France's Macron vows 'immediate retaliation' to Syria chemical attacks
France will respond immediately to any use of chemical weapons in Syria, France's president has said, in a threat likely directed at the regime of Syrian President Bashar al-Assad.
Emmanuel Macron gave the warning on Monday during "frank talks" at Versailles palace with his Russian counterpart Vladimir Putin, who is a staunch ally of Assad.
"There is a very clear red line for us, which is the use of the chemical weapons by whichever party," Macron said at a joint news conference with Putin.
"Any use of chemical weapons will mean an immediate relation at least on the part of French forces," he added.
He did not specify the form of such reprisals, but France flies warplanes over Syria and Iraq, striking Islamic State group targets as part of an international coalition.
France has published evidence that the Assad regime was responsible for the April 4 chemical attack in Khan Sheikhoun, which killed at least 88 people.
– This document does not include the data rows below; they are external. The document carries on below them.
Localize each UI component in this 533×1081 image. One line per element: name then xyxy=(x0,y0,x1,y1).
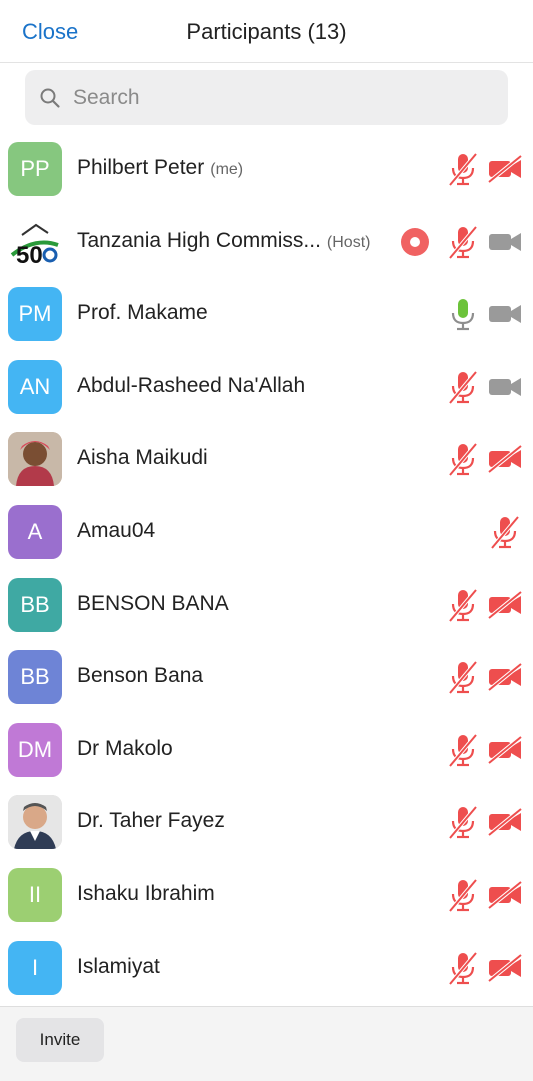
avatar-initials: BB xyxy=(8,650,62,705)
camera-off-icon[interactable] xyxy=(485,154,525,184)
camera-off-icon[interactable] xyxy=(485,880,525,910)
participant-status-icons xyxy=(445,587,525,623)
participant-row[interactable]: BB Benson Bana xyxy=(0,641,533,714)
mic-muted-icon[interactable] xyxy=(445,441,481,477)
participant-row[interactable]: A Amau04 xyxy=(0,496,533,569)
camera-on-icon[interactable] xyxy=(485,227,525,257)
mic-muted-icon[interactable] xyxy=(445,732,481,768)
participant-name: Abdul-Rasheed Na'Allah xyxy=(77,373,306,397)
host-logo-avatar: 50 xyxy=(8,214,62,269)
participant-name-block: Dr Makolo xyxy=(77,737,173,761)
participant-role-tag: (Host) xyxy=(326,233,371,251)
participant-name: Dr. Taher Fayez xyxy=(77,809,225,833)
participant-list: PP Philbert Peter (me) 50 Tanzania High Comm… xyxy=(0,133,533,1004)
participant-row[interactable]: Dr. Taher Fayez xyxy=(0,786,533,859)
avatar-initials: I xyxy=(8,940,62,995)
participant-row[interactable]: I Islamiyat xyxy=(0,932,533,1005)
camera-on-icon[interactable] xyxy=(485,299,525,329)
participant-status-icons xyxy=(445,369,525,405)
page-title: Participants (13) xyxy=(186,19,347,44)
participant-name-block: Ishaku Ibrahim xyxy=(77,882,215,906)
participant-name: Prof. Makame xyxy=(77,301,208,325)
search-bar[interactable] xyxy=(25,70,508,125)
camera-off-icon[interactable] xyxy=(485,590,525,620)
avatar-initials: A xyxy=(8,504,62,559)
mic-muted-icon[interactable] xyxy=(445,587,481,623)
recording-icon xyxy=(401,227,429,256)
participant-row[interactable]: PP Philbert Peter (me) xyxy=(0,133,533,206)
participant-name-block: Benson Bana xyxy=(77,664,203,688)
footer-bar: Invite xyxy=(0,1006,533,1081)
mic-muted-icon[interactable] xyxy=(445,659,481,695)
camera-off-icon[interactable] xyxy=(485,735,525,765)
participant-row[interactable]: II Ishaku Ibrahim xyxy=(0,859,533,932)
header-bar: Close Participants (13) xyxy=(0,0,533,63)
mic-on-icon[interactable] xyxy=(445,296,481,332)
participant-name: Amau04 xyxy=(77,518,156,542)
camera-off-icon[interactable] xyxy=(485,444,525,474)
avatar-initials: DM xyxy=(8,722,62,777)
camera-on-icon[interactable] xyxy=(485,372,525,402)
avatar-initials: PP xyxy=(8,142,62,196)
mic-muted-icon[interactable] xyxy=(445,877,481,913)
participant-status-icons xyxy=(401,224,525,260)
participant-role-tag: (me) xyxy=(210,161,244,178)
participant-row[interactable]: 50 Tanzania High Commiss... (Host) xyxy=(0,206,533,279)
participant-name: Dr Makolo xyxy=(77,736,173,760)
camera-off-icon[interactable] xyxy=(485,662,525,692)
mic-muted-icon[interactable] xyxy=(487,514,523,550)
participant-name-block: Prof. Makame xyxy=(77,301,208,325)
participant-row[interactable]: AN Abdul-Rasheed Na'Allah xyxy=(0,351,533,424)
participant-row[interactable]: BB BENSON BANA xyxy=(0,569,533,642)
avatar-photo xyxy=(8,795,62,850)
avatar-initials: PM xyxy=(8,287,62,342)
camera-off-icon[interactable] xyxy=(485,807,525,837)
participant-row[interactable]: DM Dr Makolo xyxy=(0,714,533,787)
participant-status-icons xyxy=(445,732,525,768)
search-icon xyxy=(40,88,60,108)
participant-name-block: Dr. Taher Fayez xyxy=(77,809,225,833)
participant-name: BENSON BANA xyxy=(77,591,229,615)
mic-muted-icon[interactable] xyxy=(445,224,481,260)
participant-status-icons xyxy=(445,151,525,187)
participant-name: Benson Bana xyxy=(77,664,204,688)
participant-name: Ishaku Ibrahim xyxy=(77,881,215,905)
search-input[interactable] xyxy=(71,84,475,111)
participant-status-icons xyxy=(445,804,525,840)
participant-status-icons xyxy=(445,950,525,986)
participant-row[interactable]: Aisha Maikudi xyxy=(0,423,533,496)
participant-status-icons xyxy=(445,877,525,913)
participant-name: Aisha Maikudi xyxy=(77,446,208,470)
participant-name-block: Amau04 xyxy=(77,519,155,543)
participant-name: Philbert Peter xyxy=(77,156,205,179)
participant-name-block: Aisha Maikudi xyxy=(77,446,208,470)
participant-name: Tanzania High Commiss... xyxy=(77,228,321,252)
svg-text:50: 50 xyxy=(16,242,43,269)
avatar-photo xyxy=(8,432,62,487)
mic-muted-icon[interactable] xyxy=(445,151,481,187)
mic-muted-icon[interactable] xyxy=(445,950,481,986)
participant-status-icons xyxy=(445,441,525,477)
camera-off-icon[interactable] xyxy=(485,952,525,983)
mic-muted-icon[interactable] xyxy=(445,369,481,405)
participant-name-block: Tanzania High Commiss... (Host) xyxy=(77,229,370,253)
participant-name-block: BENSON BANA xyxy=(77,592,229,616)
participant-status-icons xyxy=(487,514,525,550)
mic-muted-icon[interactable] xyxy=(445,804,481,840)
avatar-initials: BB xyxy=(8,577,62,632)
avatar-initials: II xyxy=(8,867,62,922)
participant-row[interactable]: PM Prof. Makame xyxy=(0,278,533,351)
participant-name: Islamiyat xyxy=(77,954,160,978)
participant-status-icons xyxy=(445,659,525,695)
participant-status-icons xyxy=(445,296,525,332)
participant-name-block: Islamiyat xyxy=(77,955,160,979)
invite-button[interactable]: Invite xyxy=(16,1018,104,1062)
participant-name-block: Philbert Peter (me) xyxy=(77,156,243,180)
participant-name-block: Abdul-Rasheed Na'Allah xyxy=(77,374,305,398)
avatar-initials: AN xyxy=(8,359,62,414)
Following the sarin gas attack, the US launched a barrage of missiles at the regime's Shayrat airbase, which it said was the launchpad for the attack.
The newly elected French leader also said on Monday that he wanted to work more closely with Russia to try to resolve the six-year war in Syria, one of the sticking points in relations between the West and Moscow.
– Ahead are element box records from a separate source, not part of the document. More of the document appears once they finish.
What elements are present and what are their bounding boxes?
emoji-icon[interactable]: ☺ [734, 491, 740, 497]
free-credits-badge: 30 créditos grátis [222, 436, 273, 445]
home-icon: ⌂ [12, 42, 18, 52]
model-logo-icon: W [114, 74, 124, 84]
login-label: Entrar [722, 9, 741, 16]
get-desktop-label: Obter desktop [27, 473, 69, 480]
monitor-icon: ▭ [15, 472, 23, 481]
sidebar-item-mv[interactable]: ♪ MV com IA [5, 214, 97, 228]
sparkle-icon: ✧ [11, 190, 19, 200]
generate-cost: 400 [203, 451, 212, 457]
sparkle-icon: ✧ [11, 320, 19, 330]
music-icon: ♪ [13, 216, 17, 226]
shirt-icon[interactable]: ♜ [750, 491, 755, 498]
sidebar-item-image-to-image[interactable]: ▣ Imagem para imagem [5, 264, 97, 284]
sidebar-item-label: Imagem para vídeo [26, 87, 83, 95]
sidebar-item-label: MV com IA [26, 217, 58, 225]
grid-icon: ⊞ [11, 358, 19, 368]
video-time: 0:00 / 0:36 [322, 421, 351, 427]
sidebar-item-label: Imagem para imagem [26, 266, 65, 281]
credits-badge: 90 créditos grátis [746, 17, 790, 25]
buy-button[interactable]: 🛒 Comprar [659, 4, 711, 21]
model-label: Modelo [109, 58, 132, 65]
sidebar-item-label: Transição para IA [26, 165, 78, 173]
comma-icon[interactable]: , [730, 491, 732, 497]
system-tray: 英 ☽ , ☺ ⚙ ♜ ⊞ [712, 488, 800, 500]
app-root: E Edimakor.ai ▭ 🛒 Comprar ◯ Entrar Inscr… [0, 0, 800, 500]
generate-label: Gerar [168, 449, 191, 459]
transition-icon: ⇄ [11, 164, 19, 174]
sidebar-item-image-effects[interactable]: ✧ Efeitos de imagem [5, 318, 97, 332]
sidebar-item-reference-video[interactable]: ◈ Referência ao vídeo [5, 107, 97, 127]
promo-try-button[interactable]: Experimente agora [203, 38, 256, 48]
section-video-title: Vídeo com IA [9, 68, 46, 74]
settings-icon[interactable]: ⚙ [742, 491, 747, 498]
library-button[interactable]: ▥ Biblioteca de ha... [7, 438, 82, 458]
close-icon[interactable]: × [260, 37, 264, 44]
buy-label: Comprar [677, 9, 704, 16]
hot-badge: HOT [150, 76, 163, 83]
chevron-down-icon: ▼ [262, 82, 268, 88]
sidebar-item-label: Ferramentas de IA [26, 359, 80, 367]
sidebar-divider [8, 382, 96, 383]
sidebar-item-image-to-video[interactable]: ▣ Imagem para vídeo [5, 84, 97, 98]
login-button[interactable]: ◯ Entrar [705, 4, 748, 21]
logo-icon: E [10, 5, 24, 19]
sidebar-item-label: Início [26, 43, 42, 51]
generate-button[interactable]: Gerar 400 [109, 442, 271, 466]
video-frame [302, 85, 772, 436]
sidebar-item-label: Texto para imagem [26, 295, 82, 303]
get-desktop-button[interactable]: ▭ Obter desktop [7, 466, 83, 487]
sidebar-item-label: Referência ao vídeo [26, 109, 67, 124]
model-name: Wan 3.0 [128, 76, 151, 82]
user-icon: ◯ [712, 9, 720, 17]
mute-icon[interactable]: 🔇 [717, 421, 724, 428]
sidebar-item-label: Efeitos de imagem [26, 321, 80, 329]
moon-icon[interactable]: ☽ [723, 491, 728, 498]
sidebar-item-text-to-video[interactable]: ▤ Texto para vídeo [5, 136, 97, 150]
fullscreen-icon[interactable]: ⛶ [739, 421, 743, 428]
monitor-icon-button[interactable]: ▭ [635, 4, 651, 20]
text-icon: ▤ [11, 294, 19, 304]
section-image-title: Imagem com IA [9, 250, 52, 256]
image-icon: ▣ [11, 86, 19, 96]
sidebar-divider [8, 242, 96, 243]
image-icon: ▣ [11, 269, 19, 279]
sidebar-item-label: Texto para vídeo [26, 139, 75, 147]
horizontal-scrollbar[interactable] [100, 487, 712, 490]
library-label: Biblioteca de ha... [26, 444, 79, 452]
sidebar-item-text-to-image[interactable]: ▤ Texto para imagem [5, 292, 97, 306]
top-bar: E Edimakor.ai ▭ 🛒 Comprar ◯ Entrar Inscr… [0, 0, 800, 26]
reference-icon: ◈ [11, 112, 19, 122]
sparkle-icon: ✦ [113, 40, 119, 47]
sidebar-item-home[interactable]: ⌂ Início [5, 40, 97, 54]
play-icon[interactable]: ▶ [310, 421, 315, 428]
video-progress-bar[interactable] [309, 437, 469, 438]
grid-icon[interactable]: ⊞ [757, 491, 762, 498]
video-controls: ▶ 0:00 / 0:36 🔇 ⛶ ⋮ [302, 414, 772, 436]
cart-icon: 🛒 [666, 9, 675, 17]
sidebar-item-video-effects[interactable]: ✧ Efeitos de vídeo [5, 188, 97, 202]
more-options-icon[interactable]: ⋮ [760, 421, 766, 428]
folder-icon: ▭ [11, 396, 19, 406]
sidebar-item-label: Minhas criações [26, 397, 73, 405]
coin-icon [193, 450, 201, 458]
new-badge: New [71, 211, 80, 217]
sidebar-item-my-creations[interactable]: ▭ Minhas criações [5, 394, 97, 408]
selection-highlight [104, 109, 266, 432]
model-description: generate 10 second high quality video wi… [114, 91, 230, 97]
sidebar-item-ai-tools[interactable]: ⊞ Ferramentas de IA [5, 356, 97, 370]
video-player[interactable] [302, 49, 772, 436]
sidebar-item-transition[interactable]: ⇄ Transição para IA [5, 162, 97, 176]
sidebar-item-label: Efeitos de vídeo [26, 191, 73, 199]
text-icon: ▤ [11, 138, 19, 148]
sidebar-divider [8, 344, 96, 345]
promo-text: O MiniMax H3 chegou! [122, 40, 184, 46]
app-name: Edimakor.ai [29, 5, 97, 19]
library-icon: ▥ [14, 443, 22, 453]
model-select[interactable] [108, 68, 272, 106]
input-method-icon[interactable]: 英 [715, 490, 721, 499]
Calling for "a democratic transition that preserves the Syrian state," he warned that "failed states" in the Middle East emboldened terror groups and posed a threat to the West.
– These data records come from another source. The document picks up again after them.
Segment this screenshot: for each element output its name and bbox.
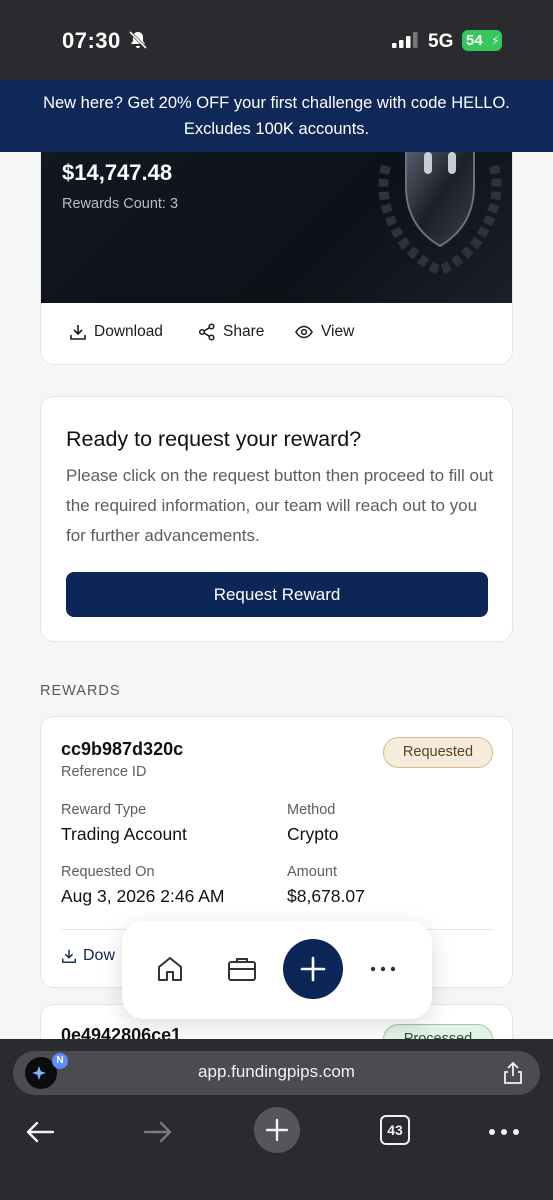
requested-on-value: Aug 3, 2026 2:46 AM [61, 886, 225, 906]
arrow-right-icon [143, 1121, 172, 1143]
plus-icon [265, 1118, 289, 1142]
new-challenge-button[interactable] [283, 939, 343, 999]
status-badge: Requested [383, 737, 493, 768]
reward-type-label: Reward Type [61, 802, 147, 818]
view-button[interactable]: View [294, 323, 354, 341]
download-label: Download [94, 323, 163, 340]
view-label: View [321, 323, 355, 340]
request-title: Ready to request your reward? [66, 427, 362, 451]
certificate-actions: Download Share View [41, 303, 512, 364]
rewards-section-heading: REWARDS [40, 683, 121, 699]
portfolio-button[interactable] [224, 951, 260, 987]
share-icon [198, 323, 215, 341]
reference-id: cc9b987d320c [61, 739, 184, 759]
url-text: app.fundingpips.com [198, 1062, 355, 1081]
browser-menu-button[interactable] [482, 1110, 526, 1154]
battery-level: 54 [466, 32, 483, 49]
amount-label: Amount [287, 864, 337, 880]
home-icon [158, 957, 182, 981]
eye-icon [295, 325, 313, 339]
certificate-card: $14,747.48 Rewards Count: 3 Download Sha… [40, 152, 513, 365]
more-dots-icon [370, 966, 396, 972]
reward-download-label: Dow [83, 947, 116, 964]
browser-toolbar: N app.fundingpips.com 43 [0, 1039, 553, 1200]
promo-banner[interactable]: New here? Get 20% OFF your first challen… [0, 80, 553, 152]
reference-id-label: Reference ID [61, 764, 147, 780]
status-bar: 07:30 5G 54 ⚡ [0, 0, 553, 80]
request-description: Please click on the request button then … [66, 466, 494, 545]
laurel-shield-emblem-icon [378, 152, 502, 276]
network-label: 5G [428, 31, 454, 52]
certificate-amount: $14,747.48 [62, 160, 173, 185]
more-dots-icon [489, 1129, 519, 1135]
certificate-image: $14,747.48 Rewards Count: 3 [41, 152, 512, 303]
bell-muted-icon [128, 30, 148, 50]
arrow-left-icon [26, 1121, 55, 1143]
certificate-rewards-count: Rewards Count: 3 [62, 196, 179, 212]
amount-value: $8,678.07 [287, 886, 365, 906]
address-bar[interactable]: N app.fundingpips.com [13, 1051, 540, 1095]
forward-button[interactable] [136, 1110, 180, 1154]
share-label: Share [223, 323, 265, 340]
requested-on-label: Requested On [61, 864, 155, 880]
tab-switcher-button[interactable]: 43 [380, 1115, 410, 1145]
plus-icon [300, 956, 326, 982]
promo-line-1: New here? Get 20% OFF your first challen… [43, 94, 510, 112]
request-reward-button[interactable]: Request Reward [66, 572, 488, 617]
new-tab-button[interactable] [254, 1107, 300, 1153]
share-button[interactable]: Share [198, 323, 264, 341]
share-icon[interactable] [502, 1061, 524, 1085]
home-button[interactable] [152, 951, 188, 987]
reward-download-button[interactable]: Dow [61, 947, 115, 965]
reward-type-value: Trading Account [61, 824, 187, 844]
download-button[interactable]: Download [69, 323, 163, 341]
charging-icon: ⚡ [490, 33, 500, 48]
status-time: 07:30 [62, 28, 121, 53]
request-reward-card: Ready to request your reward? Please cli… [40, 396, 513, 642]
battery-indicator: 54 ⚡ [462, 30, 502, 51]
signal-icon [392, 32, 418, 48]
download-icon [70, 325, 86, 340]
download-icon [62, 949, 76, 963]
promo-line-2: Excludes 100K accounts. [183, 120, 370, 138]
method-value: Crypto [287, 824, 339, 844]
method-label: Method [287, 802, 336, 818]
floating-nav-bar [122, 921, 432, 1019]
more-button[interactable] [365, 951, 401, 987]
briefcase-icon [228, 958, 256, 981]
back-button[interactable] [18, 1110, 62, 1154]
Progress in Syria "will happen by a joint effort, which today we laid the foundations for," Macron said.
"We disagree on a number of things but at least we discussed them," Macron said.
"Our absolute priority is the fight against terrorism and the eradication of terrorist groups and Daesh in particular," he said, using an alternate name for IS, which has claimed several deadly attacks in France.
Monday's visit came seven months after the Russian leader cancelled a trip to Paris amid a row over Syria with Macron's predecessor Francois Hollande, who had said Russia's bombing of Aleppo could amount to war crimes.